As stated above, generally an employer is not liable for an employee’s actions during the employee’s daily commute to and from work in a personal vehicle – a doctrine known as the “Coming-and-Going” Rule. If, however, an employer requires an employee to use his or her personal vehicle for work, the employer can be liable for injuries caused by the employee during her commute to and from work, as well as foreseeable detours during her commute. In this case, Bamburger was required to use her personal vehicle to develop business and visit customers, and frequently gave rides to co-workers to work-related seminars or events. Marsh USA initially provided Bamburger and its other salespeople with company cars, but had switched to a policy requiring salespeople to use their personal vehicles to engage in sales and business development. This placed Bamburger’s commute in the long-established “required vehicle exception” to the coming-and-going rule.
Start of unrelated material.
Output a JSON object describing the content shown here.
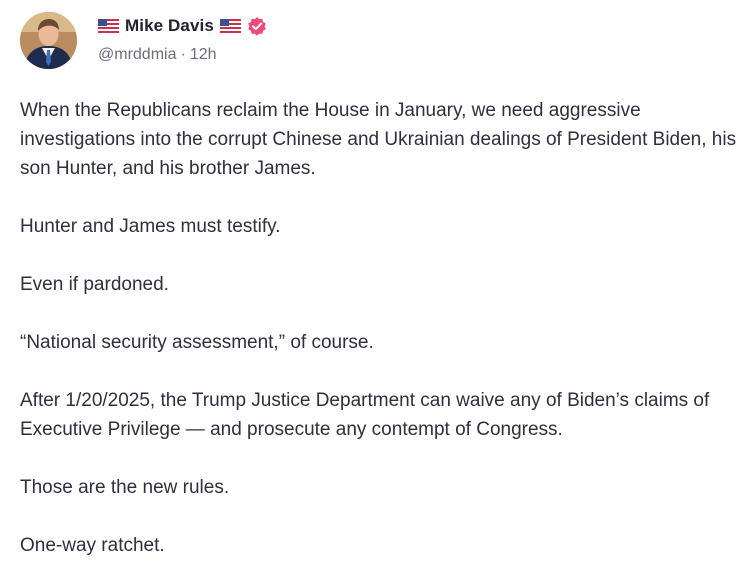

Where the Moradi court expanded employer liability was in its analysis of what was “foreseeable” conduct by the employee, Bamburger. Previously, courts said employees with required personal vehicles were still acting in the scope of their employment when they ran brief (foreseeable) errands during their commute, such as stopping at a grocery store to purchase a drink. In this case, however, the Court of Appeal concluded that although Bamberger was running multiple different personal errands, including a yoga workout, her detours were not “so unusual or startling that it would seem unfair to include the loss resulting from it among other costs of [Marsh’s] business.” Therefore, Marsh USA could be liable.
In light of the Moradi decision, employers should examine whether their business policies might be exposing their business to liability for the automobile accidents involving their employees outside of work. Employers should analyze their written and implicit business policies to ensure that they are not creating a “required vehicle exception” by requiring or allowing employees to use their own personal vehicles during the workday for work related activities. If employees do use their personal vehicles for work duties, employees should ensure that the employer is covered under the employer’s general liability insurance policy and/or that their employee has sufficient limits of coverage and the employer is listed as an additional insured under the employee’s personal auto policy. It may also be advisable under certain circumstances to prohibit certain employees from running work related errands with their own personal vehicles, especially if the company has a vehicle that can be used to run the errands.